Drone technology has accelerated in recent years while costs have put very capable drones within reach of consumers as well as enterprises. Many advances in recent years have been around hardware platforms — better batteries, more robust airframes and high-resolution cameras.
More money and resources are currently being spent on hardware innovations as this industry is still in its early stage. It shouldn't be a surprise to anyone in technology that drones are here to stay and in a big way. What may be surprising is the pace at which they become ubiquitous in everyday life.
According to Marketwatch drone sales topped $1.33B in 2014, and according to Fortune that figure was $2.5B, growing at 15-to-20 percent annually. The sky is the limit for commercial use drones and these figures don't even include military spending, which is an entire topic unto itself.
As recently as this year we have seen increases in investment and new innovation on the software that runs the drone, the ground stations and its cloud services. This is the exciting area for us, since we aren't hardware guys (at least not in our day jobs).
I actually think there will be a similar correlation to enterprise computing in the drone space. Hardware will eventually become a commodity and the real innovation will come from software and related services.
Software exists today on the drone itself in the form of a flight controller. The flight controller interfaces the with a wide array of sensors including GPS, accelerometers, GPS, airspeed, barometric pressure, temperature, etc. All of which are inputs which can affect flight.
The flight controller is responsible for taking input from the ground station or pre-set waypoints and making sure the drone is where it's supposed to be, utilizing complex control algorithms such as PID (Proportional Integral Derivative). Even relatively inexpensive "toy" drones can do this today quite well.
The most popular open source flight controller is the ArduPilot Mega or "APM." It was one of the first autopilots for drones — both land and air — and is a great low-cost, ubiquitous controller for drones. (Note that APM is sponsored by 3D Robotics now).
If you are building a drone from the ground up, then selecting a flight controller is a decision point to be visited. Most users, however, will buy a platform with an appropriate controller already integrated into the platform.
Where today's software developers will be most comfortable is the second area of innovation for drone software: Ground/control stations. The most common platform for this software is a mobile device — primarily Android but also IOS. Today there are a number of off-the-shelf, proprietary controllers for drones. In fact, most drones sold today will include their own app to control the drone and pull images & telemetry data from it.
Consumers can enjoy small control stations like tablets or smartphones (photo courtesy of appleinsider)
Development kits have recently emerged allowing custom apps to be built that interface with flight controllers.

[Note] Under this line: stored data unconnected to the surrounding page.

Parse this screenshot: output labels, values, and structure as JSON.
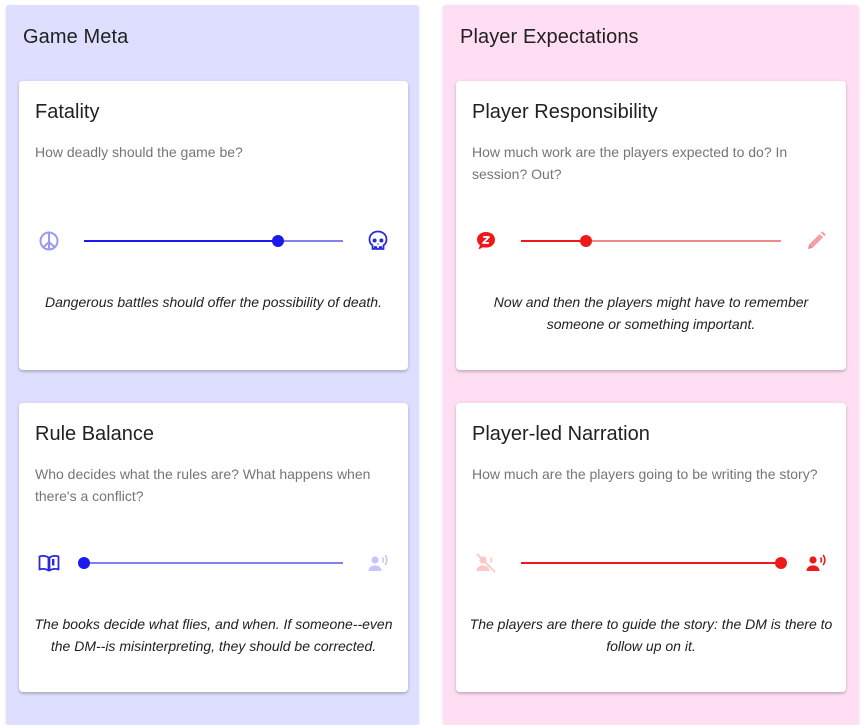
{
  "theme": {
    "blue": "#1a1aee",
    "blue_light": "#8080ee",
    "blue_faint": "#c6c6ff",
    "red": "#ee1a1a",
    "red_light": "#f08a8a",
    "red_faint": "#ffc6c6",
    "left_panel_bg": "#dedeff",
    "right_panel_bg": "#ffdef4"
  },
  "columns": [
    {
      "title": "Game Meta",
      "cards": [
        {
          "title": "Fatality",
          "description": "How deadly should the game be?",
          "left_icon": "peace-icon",
          "right_icon": "skull-icon",
          "slider_value_fraction": 0.75,
          "caption": "Dangerous battles should offer the possibility of death."
        },
        {
          "title": "Rule Balance",
          "description": "Who decides what the rules are? What happens when there's a conflict?",
          "left_icon": "book-icon",
          "right_icon": "person-speaking-icon",
          "slider_value_fraction": 0.0,
          "caption": "The books decide what flies, and when. If someone--even the DM--is misinterpreting, they should be corrected."
        }
      ]
    },
    {
      "title": "Player Expectations",
      "cards": [
        {
          "title": "Player Responsibility",
          "description": "How much work are the players expected to do? In session? Out?",
          "left_icon": "sleep-chat-icon",
          "right_icon": "pencil-icon",
          "slider_value_fraction": 0.25,
          "caption": "Now and then the players might have to remember someone or something important."
        },
        {
          "title": "Player-led Narration",
          "description": "How much are the players going to be writing the story?",
          "left_icon": "voice-off-icon",
          "right_icon": "person-speaking-icon",
          "slider_value_fraction": 1.0,
          "caption": "The players are there to guide the story: the DM is there to follow up on it."
        }
      ]
    }
  ]
}
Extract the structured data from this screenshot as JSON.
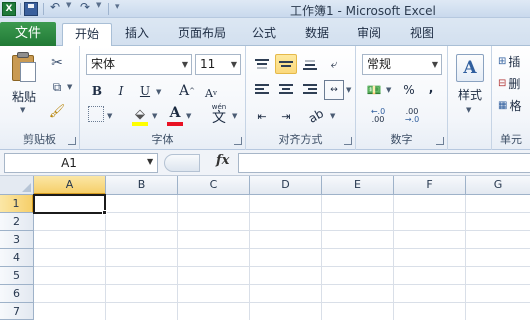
{
  "window": {
    "title": "工作簿1 - Microsoft Excel",
    "app_icon": "X"
  },
  "tabs": {
    "file": "文件",
    "items": [
      "开始",
      "插入",
      "页面布局",
      "公式",
      "数据",
      "审阅",
      "视图"
    ],
    "active": "开始"
  },
  "ribbon": {
    "clipboard": {
      "label": "剪贴板",
      "paste": "粘贴"
    },
    "font": {
      "label": "字体",
      "name": "宋体",
      "size": "11",
      "bold": "B",
      "italic": "I",
      "underline": "U",
      "grow": "A",
      "shrink": "A",
      "phonetic": "wén",
      "phonetic_char": "文",
      "fill_color": "#ffff00",
      "font_color": "#e81123"
    },
    "alignment": {
      "label": "对齐方式"
    },
    "number": {
      "label": "数字",
      "format": "常规",
      "percent": "%",
      "comma": ",",
      "inc_decimal": ".00",
      "dec_decimal": ".0"
    },
    "styles": {
      "label": "样式",
      "icon_letter": "A"
    },
    "cells": {
      "label": "单元",
      "insert": "插",
      "delete": "删",
      "format": "格"
    }
  },
  "formula_bar": {
    "name_box": "A1",
    "fx": "fx",
    "formula": ""
  },
  "grid": {
    "columns": [
      "A",
      "B",
      "C",
      "D",
      "E",
      "F",
      "G"
    ],
    "rows": [
      "1",
      "2",
      "3",
      "4",
      "5",
      "6",
      "7"
    ],
    "active_cell": "A1"
  }
}
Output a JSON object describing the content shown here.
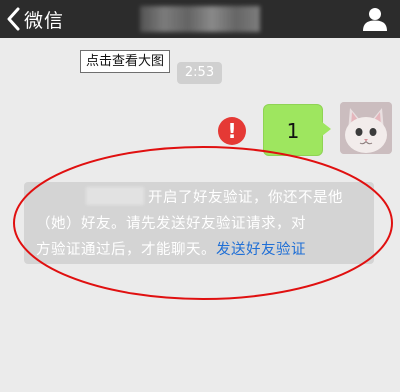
{
  "nav": {
    "back_label": "微信",
    "contact_name": "",
    "background_color": "#2c2c2c"
  },
  "tooltip": {
    "text": "点击查看大图"
  },
  "chat": {
    "timestamp": "2:53",
    "message": {
      "text": "1",
      "bubble_color": "#9ee65f",
      "status": "error-icon",
      "status_glyph": "!"
    },
    "system_notice": {
      "name": "",
      "line1": "开启了好友验证，你还不是他",
      "line2": "（她）好友。请先发送好友验证请求，对",
      "line3": "方验证通过后，才能聊天。",
      "link": "发送好友验证",
      "link_color": "#1f6fd6"
    }
  },
  "annotation": {
    "shape": "ellipse",
    "color": "#e01010"
  }
}
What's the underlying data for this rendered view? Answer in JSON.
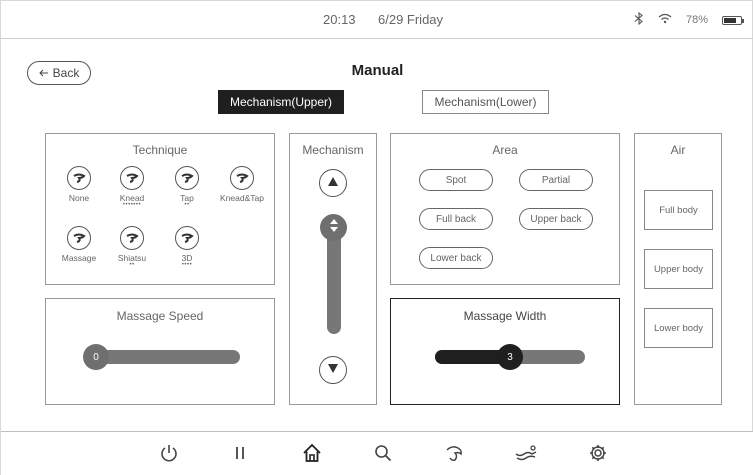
{
  "status": {
    "time": "20:13",
    "date": "6/29 Friday",
    "battery_label": "78%",
    "battery_level": 0.78
  },
  "header": {
    "back_label": "Back",
    "title": "Manual"
  },
  "mechanism_tabs": [
    {
      "label": "Mechanism(Upper)",
      "selected": true
    },
    {
      "label": "Mechanism(Lower)",
      "selected": false
    }
  ],
  "technique": {
    "title": "Technique",
    "items": [
      {
        "label": "None",
        "dots": ""
      },
      {
        "label": "Knead",
        "dots": "•••••••"
      },
      {
        "label": "Tap",
        "dots": "••"
      },
      {
        "label": "Knead&Tap",
        "dots": ""
      },
      {
        "label": "Massage",
        "dots": ""
      },
      {
        "label": "Shiatsu",
        "dots": "••"
      },
      {
        "label": "3D",
        "dots": "••••"
      }
    ]
  },
  "massage_speed": {
    "title": "Massage Speed",
    "value": "0",
    "level": 0
  },
  "mechanism": {
    "title": "Mechanism"
  },
  "area": {
    "title": "Area",
    "buttons": [
      "Spot",
      "Partial",
      "Full back",
      "Upper back",
      "Lower back"
    ]
  },
  "massage_width": {
    "title": "Massage Width",
    "value": "3",
    "level": 0.5
  },
  "air": {
    "title": "Air",
    "buttons": [
      "Full body",
      "Upper body",
      "Lower body"
    ]
  },
  "bottom_nav": [
    "power-icon",
    "pause-icon",
    "home-icon",
    "search-icon",
    "massage-hand-icon",
    "recline-icon",
    "settings-icon"
  ],
  "colors": {
    "accent_dark": "#1f1f1f",
    "knob_gray": "#6f6f6f",
    "panel_border": "#999999"
  }
}
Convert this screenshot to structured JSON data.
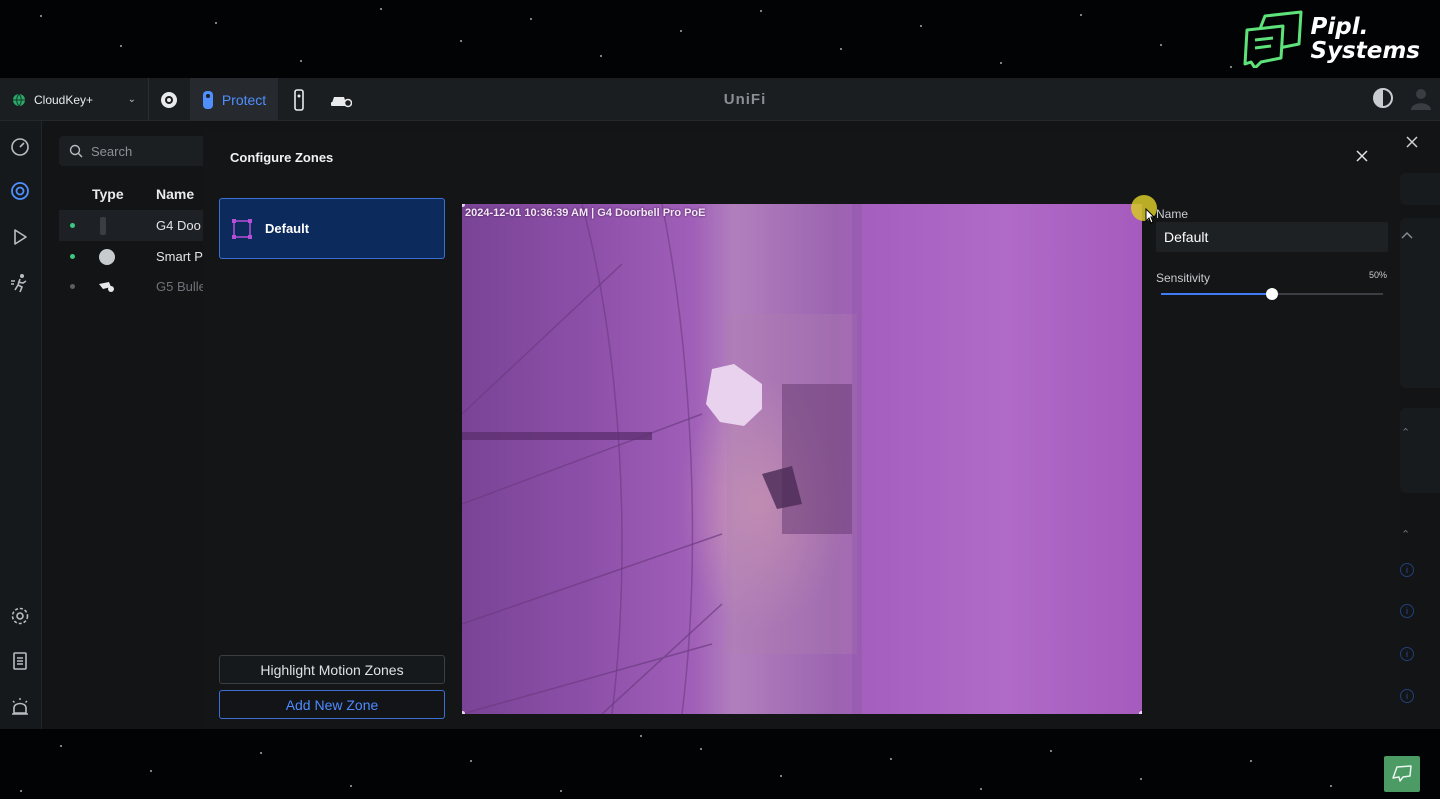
{
  "brand": {
    "line1": "Pipl.",
    "line2": "Systems",
    "logo_icon": "pipl-systems-logo-icon",
    "accent": "#5ee27a"
  },
  "topbar": {
    "console": "CloudKey+",
    "apps": [
      {
        "name": "network-app-icon"
      },
      {
        "name": "protect-app-icon",
        "label": "Protect",
        "active": true
      },
      {
        "name": "access-app-icon"
      },
      {
        "name": "vehicle-settings-icon"
      }
    ],
    "title": "UniFi",
    "accent": "#4f8fff"
  },
  "sidebar": {
    "icons": [
      "dashboard-icon",
      "devices-icon",
      "play-icon",
      "motion-detection-icon",
      "settings-icon",
      "logs-icon",
      "alarm-icon"
    ]
  },
  "device_list": {
    "search_placeholder": "Search",
    "columns": [
      "Type",
      "Name"
    ],
    "rows": [
      {
        "name": "G4 Doo",
        "status": "online",
        "icon": "doorbell-icon",
        "selected": true
      },
      {
        "name": "Smart P",
        "status": "online",
        "icon": "smart-sensor-icon",
        "selected": false
      },
      {
        "name": "G5 Bulle",
        "status": "offline",
        "icon": "bullet-camera-icon",
        "selected": false
      }
    ]
  },
  "modal": {
    "title": "Configure Zones",
    "zones": [
      {
        "label": "Default",
        "selected": true
      }
    ],
    "buttons": {
      "highlight": "Highlight Motion Zones",
      "add": "Add New Zone"
    },
    "camera": {
      "timestamp": "2024-12-01  10:36:39 AM  |  G4 Doorbell Pro PoE",
      "overlay_color": "#a45fc0"
    },
    "settings": {
      "name_label": "Name",
      "name_value": "Default",
      "sensitivity_label": "Sensitivity",
      "sensitivity_value_text": "50%",
      "sensitivity": 0.5
    }
  }
}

Companies like 3D Robotics have an entire development platform allowing app developers to custom build applications.
These applications run on Android and can be on a mobile device or even a "companion computer" running on the drone itself. Regardless, this software interfaces with the flight controller and provides intelligence and computing power to accomplish mission's tasks.
The final area of innovation we want to discuss in this post is around cloud services. This is the area most likely to see rapid innovation as the number of drones in use increases exponentially.
Drones are able to capture and send a wide array of data and images while in use. Everything from generating aerial view maps to gathering environmental data or even traffic data. The analysis, processing and correlation of this data is computationally intensive and best suited to cloud processing.
What is also very well suited to the cloud is correlation of data from multiple drones. 3D robotics is one of the first with a beta cloud platform that can be fed data from the ground station via cellular network (or wifi). This is extremely powerful from several different perspectives.
First, if this is done in realtime, then sharing live data — while in flight, for instance — with a large number of users becomes possible. This obviously requires hosted or cloud services because a drone or even the ground station both lack the processing power and bandwidth to serve multiple requests for imaging, telemetry, etc. That simply wouldn't scale.
The other exciting possibility is correlation between data from multiple drones. Fleet management is very relevant for commercial applications, and several vendors, such as Airwave, already offer solutions in this space. In a Fortune article last year, Airwave CEO Jonathan Downey talked about the value of the data being a key driver in their business.
A much bigger picture can be created by looking at the entire dataset and applying big data analytics when a fleet of drones is in use.
A great commercial example of this would be security drones. Let's say you wanted to augment physical security with a fleet of 10 drones that buzz around a campus gathering data and images. All that data could be stored in the cloud and analyzed, looking for patterns that could indicate suspicious activity or security threats.
Because these cloud services can publish data using a REST interface, this information can easily be integrated into other applications such as physical security stations at a guard post, live monitoring apps or GIS mapping.
Drone technology is in its infancy, so the possibilities for use in everyday life are hard to envision. With hardware costs falling rapidly we will see more innovative uses and an explosion in the number of drones in use.
The exciting part for us will be the cloud services built around this industry and how they scale and perform. We expect to see an acceleration on the software related to drones as developers think of new ways to leverage this platform and all the related business opportunities.